I believe they’re missing good continuous learning.

By definition: with human-level continuous learning, any class of human-solvable problems could be solved by guiding the LLM through examples until it generalizes. After enough generalization, it would be hard to find problems it can’t solve. Granted, “human-level” is doing a lot of heavy lifting, it’s not far from “LLMs are just missing intelligence”.

By observation: the vast majority of LLM failures seem to stem from needing to store everything in context and losing track when it gets too large. The vast majority are stupid mistakes that it seems like, if they were prepended to a small-context prompt, the LLM would not repeat.

The lack of continuous learning seems, to me, one of the biggest weaknesses of LLMs right now, with respect to getting to something that a layman human would recognize as AGI. The one thing I wonder about, though, is that continuous learning is just a speed problem right now. Even if all LLM development were to freeze at this moment, it's a safe bet that, within the next century (and safer-still within the next millennium), we'll have hardware capable of not only running LLMs but also training them at speeds so much faster than now, such that the hours of training using enterprise data servers that went into, say, Mythos, could be done in milliseconds on a cheap phone that someone in the lower-middle class could afford. I'm sure there would be engineering kinks to work out, but I don't see why, once the hardware gets powerful enough, this training couldn't be happening at rates fast enough to be indistinguishable from continuous to a typical human.

And if we do reach that point with LLM software that does this, will it actually be AGI? Will there be bizarre, unexpected and fundamentally impossible-to-predict-right-now issues that arise from such a system? I hope hardware gets fast enough in my lifetime that I can find out.

The word "good" in "good continuous learning" is doing a lot of work. Sample efficiency improves with model size, so it's possible that current models are just too small for good continuous learning, rather than there being some theoretical piece that's missing.

I've always thought this was the best case for a theoretical limit to machine learning as a general technique. Error rates keep growing unless you have a human authority do checkpoint syntheisis. And doing so in precise fashion, we have just reinvented programming.

The interesting part here is that the limit could be much further than practical relevance and context not actually that degraded.
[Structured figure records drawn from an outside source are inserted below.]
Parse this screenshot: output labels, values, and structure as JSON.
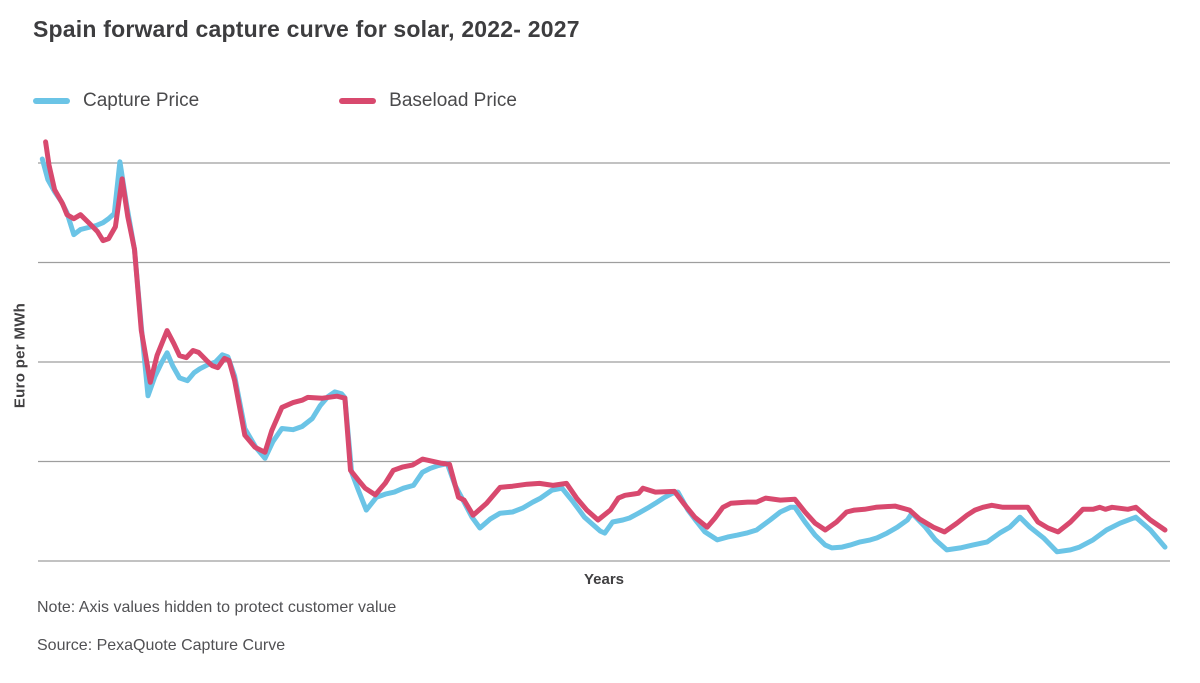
{
  "title": "Spain forward capture curve for solar, 2022- 2027",
  "legend": {
    "items": [
      {
        "label": "Capture Price",
        "color": "#6BC4E6"
      },
      {
        "label": "Baseload Price",
        "color": "#D8496E"
      }
    ]
  },
  "axes": {
    "y_label": "Euro per MWh",
    "x_label": "Years"
  },
  "note": "Note: Axis values hidden to protect customer value",
  "source": "Source: PexaQuote Capture Curve",
  "chart_data": {
    "type": "line",
    "title": "Spain forward capture curve for solar, 2022- 2027",
    "xlabel": "Years",
    "ylabel": "Euro per MWh",
    "x_period": "2022 to 2027, forward curve",
    "axis_values_hidden": true,
    "units": "relative index 0-100 (actual axis values hidden to protect customer value)",
    "xlim": [
      0,
      100
    ],
    "ylim": [
      0,
      110
    ],
    "gridlines": [
      0,
      25,
      50,
      75,
      100
    ],
    "grid": "horizontal-only",
    "legend_position": "top-left",
    "grid_color": "#9E9E9E",
    "line_width": 5,
    "series": [
      {
        "name": "Capture Price",
        "color": "#6BC4E6",
        "points": [
          [
            0.2,
            101.0
          ],
          [
            0.7,
            95.8
          ],
          [
            1.3,
            92.8
          ],
          [
            1.9,
            90.3
          ],
          [
            2.4,
            87.5
          ],
          [
            3.0,
            82.0
          ],
          [
            3.6,
            83.3
          ],
          [
            4.3,
            83.8
          ],
          [
            5.0,
            84.3
          ],
          [
            5.6,
            85.0
          ],
          [
            6.1,
            86.0
          ],
          [
            6.6,
            87.3
          ],
          [
            7.1,
            100.3
          ],
          [
            7.7,
            89.5
          ],
          [
            8.4,
            78.3
          ],
          [
            9.0,
            59.0
          ],
          [
            9.6,
            41.5
          ],
          [
            10.2,
            46.3
          ],
          [
            10.8,
            49.8
          ],
          [
            11.3,
            52.3
          ],
          [
            11.8,
            49.0
          ],
          [
            12.4,
            46.0
          ],
          [
            13.1,
            45.3
          ],
          [
            13.7,
            47.3
          ],
          [
            14.2,
            48.3
          ],
          [
            14.9,
            49.3
          ],
          [
            15.6,
            50.0
          ],
          [
            16.2,
            51.8
          ],
          [
            16.7,
            51.3
          ],
          [
            17.3,
            46.5
          ],
          [
            18.2,
            33.3
          ],
          [
            19.2,
            28.5
          ],
          [
            20.0,
            25.8
          ],
          [
            20.7,
            30.0
          ],
          [
            21.5,
            33.3
          ],
          [
            22.5,
            33.0
          ],
          [
            23.3,
            33.8
          ],
          [
            24.2,
            35.8
          ],
          [
            24.9,
            39.0
          ],
          [
            25.6,
            41.3
          ],
          [
            26.2,
            42.5
          ],
          [
            26.8,
            42.0
          ],
          [
            27.1,
            41.0
          ],
          [
            27.7,
            22.3
          ],
          [
            28.3,
            17.8
          ],
          [
            29.0,
            12.8
          ],
          [
            29.9,
            16.0
          ],
          [
            30.7,
            16.8
          ],
          [
            31.5,
            17.3
          ],
          [
            32.3,
            18.3
          ],
          [
            33.2,
            19.0
          ],
          [
            34.0,
            22.3
          ],
          [
            34.7,
            23.3
          ],
          [
            35.4,
            24.0
          ],
          [
            36.2,
            24.5
          ],
          [
            36.9,
            19.0
          ],
          [
            37.6,
            15.3
          ],
          [
            38.4,
            11.0
          ],
          [
            39.1,
            8.3
          ],
          [
            40.0,
            10.5
          ],
          [
            40.9,
            12.0
          ],
          [
            42.0,
            12.3
          ],
          [
            42.9,
            13.3
          ],
          [
            43.8,
            14.8
          ],
          [
            44.5,
            15.8
          ],
          [
            45.5,
            17.8
          ],
          [
            46.4,
            18.3
          ],
          [
            47.4,
            14.8
          ],
          [
            48.4,
            11.0
          ],
          [
            49.8,
            7.5
          ],
          [
            50.2,
            7.0
          ],
          [
            50.9,
            9.8
          ],
          [
            51.8,
            10.3
          ],
          [
            52.4,
            10.8
          ],
          [
            53.2,
            12.0
          ],
          [
            54.0,
            13.3
          ],
          [
            54.7,
            14.5
          ],
          [
            55.4,
            15.8
          ],
          [
            56.2,
            17.0
          ],
          [
            56.7,
            17.3
          ],
          [
            57.6,
            12.8
          ],
          [
            58.4,
            9.8
          ],
          [
            59.1,
            7.3
          ],
          [
            60.2,
            5.3
          ],
          [
            61.1,
            6.0
          ],
          [
            62.0,
            6.5
          ],
          [
            62.8,
            7.0
          ],
          [
            63.7,
            7.8
          ],
          [
            64.9,
            10.3
          ],
          [
            65.8,
            12.3
          ],
          [
            66.7,
            13.5
          ],
          [
            67.1,
            13.5
          ],
          [
            68.0,
            9.8
          ],
          [
            68.9,
            6.5
          ],
          [
            69.8,
            4.0
          ],
          [
            70.4,
            3.3
          ],
          [
            71.3,
            3.5
          ],
          [
            72.0,
            4.0
          ],
          [
            72.9,
            4.8
          ],
          [
            73.8,
            5.3
          ],
          [
            74.4,
            5.8
          ],
          [
            75.3,
            7.0
          ],
          [
            76.2,
            8.5
          ],
          [
            77.1,
            10.3
          ],
          [
            77.5,
            12.0
          ],
          [
            78.7,
            8.5
          ],
          [
            79.6,
            5.3
          ],
          [
            80.6,
            2.8
          ],
          [
            81.8,
            3.3
          ],
          [
            82.9,
            4.0
          ],
          [
            84.2,
            4.8
          ],
          [
            85.3,
            7.0
          ],
          [
            86.2,
            8.5
          ],
          [
            87.1,
            11.0
          ],
          [
            88.0,
            8.5
          ],
          [
            89.2,
            5.8
          ],
          [
            90.4,
            2.3
          ],
          [
            91.6,
            2.8
          ],
          [
            92.4,
            3.5
          ],
          [
            93.6,
            5.3
          ],
          [
            94.8,
            7.8
          ],
          [
            96.0,
            9.5
          ],
          [
            97.4,
            11.0
          ],
          [
            98.7,
            7.8
          ],
          [
            100,
            3.5
          ]
        ]
      },
      {
        "name": "Baseload Price",
        "color": "#D8496E",
        "points": [
          [
            0.5,
            105.3
          ],
          [
            0.8,
            99.5
          ],
          [
            1.3,
            93.3
          ],
          [
            2.0,
            89.8
          ],
          [
            2.4,
            87.0
          ],
          [
            3.0,
            86.0
          ],
          [
            3.6,
            87.0
          ],
          [
            4.4,
            84.8
          ],
          [
            5.1,
            82.8
          ],
          [
            5.6,
            80.5
          ],
          [
            6.1,
            81.0
          ],
          [
            6.7,
            84.0
          ],
          [
            7.3,
            96.0
          ],
          [
            7.8,
            86.5
          ],
          [
            8.4,
            78.3
          ],
          [
            9.0,
            57.9
          ],
          [
            9.8,
            44.9
          ],
          [
            10.4,
            51.6
          ],
          [
            11.3,
            57.9
          ],
          [
            11.9,
            54.6
          ],
          [
            12.4,
            51.6
          ],
          [
            13.0,
            51.1
          ],
          [
            13.6,
            52.9
          ],
          [
            14.1,
            52.4
          ],
          [
            14.8,
            50.4
          ],
          [
            15.3,
            49.1
          ],
          [
            15.8,
            48.6
          ],
          [
            16.4,
            50.9
          ],
          [
            16.8,
            50.4
          ],
          [
            17.3,
            45.4
          ],
          [
            18.2,
            31.6
          ],
          [
            19.1,
            28.6
          ],
          [
            20.0,
            27.3
          ],
          [
            20.6,
            32.8
          ],
          [
            21.5,
            38.6
          ],
          [
            22.5,
            39.8
          ],
          [
            23.3,
            40.4
          ],
          [
            23.8,
            41.1
          ],
          [
            25.1,
            40.9
          ],
          [
            26.4,
            41.4
          ],
          [
            27.1,
            40.9
          ],
          [
            27.6,
            22.8
          ],
          [
            28.3,
            20.3
          ],
          [
            28.9,
            18.3
          ],
          [
            29.8,
            16.6
          ],
          [
            30.7,
            19.6
          ],
          [
            31.4,
            22.8
          ],
          [
            32.2,
            23.6
          ],
          [
            33.1,
            24.1
          ],
          [
            34.0,
            25.6
          ],
          [
            35.6,
            24.6
          ],
          [
            36.4,
            24.3
          ],
          [
            37.2,
            16.0
          ],
          [
            37.7,
            15.3
          ],
          [
            38.5,
            11.5
          ],
          [
            39.7,
            14.5
          ],
          [
            40.9,
            18.5
          ],
          [
            42.0,
            18.8
          ],
          [
            43.3,
            19.3
          ],
          [
            44.4,
            19.5
          ],
          [
            45.6,
            19.0
          ],
          [
            46.8,
            19.5
          ],
          [
            47.7,
            15.8
          ],
          [
            48.6,
            12.8
          ],
          [
            49.6,
            10.3
          ],
          [
            50.7,
            12.8
          ],
          [
            51.4,
            15.8
          ],
          [
            52.0,
            16.5
          ],
          [
            53.2,
            17.0
          ],
          [
            53.6,
            18.3
          ],
          [
            54.7,
            17.3
          ],
          [
            56.4,
            17.5
          ],
          [
            57.2,
            14.5
          ],
          [
            58.2,
            11.0
          ],
          [
            59.3,
            8.5
          ],
          [
            60.0,
            10.8
          ],
          [
            60.7,
            13.5
          ],
          [
            61.4,
            14.5
          ],
          [
            62.9,
            14.8
          ],
          [
            63.7,
            14.8
          ],
          [
            64.5,
            15.8
          ],
          [
            65.8,
            15.3
          ],
          [
            67.1,
            15.5
          ],
          [
            68.0,
            12.3
          ],
          [
            68.9,
            9.5
          ],
          [
            69.8,
            7.8
          ],
          [
            70.8,
            9.8
          ],
          [
            71.7,
            12.3
          ],
          [
            72.4,
            12.8
          ],
          [
            73.3,
            13.0
          ],
          [
            74.3,
            13.5
          ],
          [
            76.0,
            13.8
          ],
          [
            76.4,
            13.5
          ],
          [
            77.3,
            12.8
          ],
          [
            78.2,
            10.5
          ],
          [
            79.4,
            8.5
          ],
          [
            80.4,
            7.3
          ],
          [
            81.5,
            9.5
          ],
          [
            82.4,
            11.5
          ],
          [
            83.1,
            12.8
          ],
          [
            83.8,
            13.5
          ],
          [
            84.6,
            14.0
          ],
          [
            85.6,
            13.5
          ],
          [
            86.8,
            13.5
          ],
          [
            87.8,
            13.5
          ],
          [
            88.7,
            9.8
          ],
          [
            89.6,
            8.3
          ],
          [
            90.5,
            7.3
          ],
          [
            91.6,
            9.8
          ],
          [
            92.7,
            13.0
          ],
          [
            93.6,
            13.0
          ],
          [
            94.2,
            13.5
          ],
          [
            94.7,
            13.0
          ],
          [
            95.3,
            13.5
          ],
          [
            96.7,
            13.0
          ],
          [
            97.4,
            13.5
          ],
          [
            98.7,
            10.3
          ],
          [
            100,
            7.8
          ]
        ]
      }
    ]
  }
}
Early models already blew everybody's minds because we didn't expect it to work that well.

I still think Wolfram's irreducible complexity argument makes sense. But if it can be good enough we are in the Asimov Robot world where humans have their niche as robot psychologists.

The interesting part here is that the limit could be much further than practical relevance and context not actually that degraded

The limit is far enough that today’s models are useful: for example, they can code and (allegedly) find vulnerabilities in production software.
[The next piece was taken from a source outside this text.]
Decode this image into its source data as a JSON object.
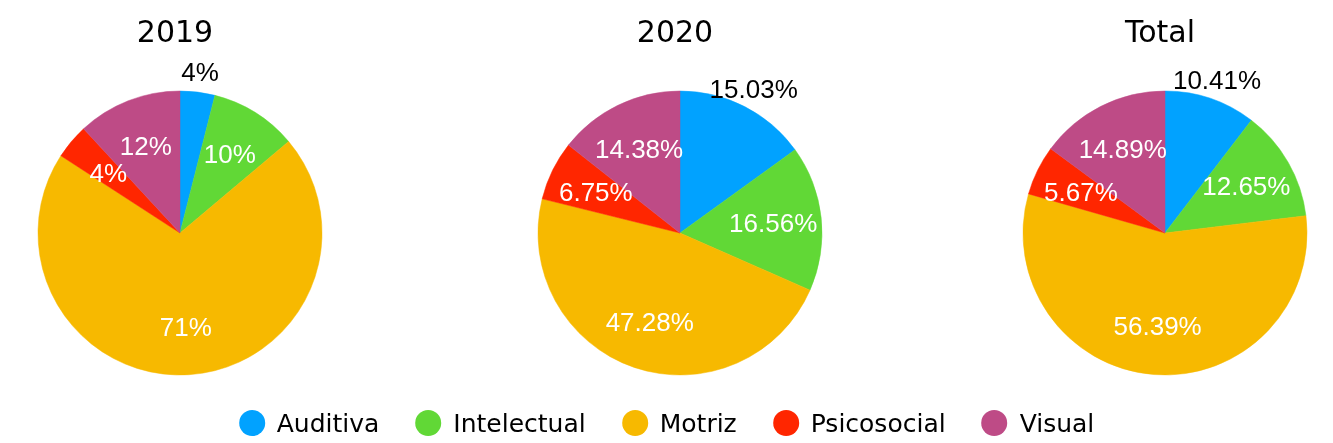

But I don’t believe today’s architecture can accurately emulate human intelligence, unless the model is retrained very frequently (daily?) on omni-local data (including everyone’s personal details and private codebases), effectively brute forcing continuous learning. Because today’s (consumer) models have been trained on practically the entire internet with the world’s compute, plus synthetic data and tool use, yet still they consistently hallucinate in long complicated tasks that humans after adjustment consistently solve.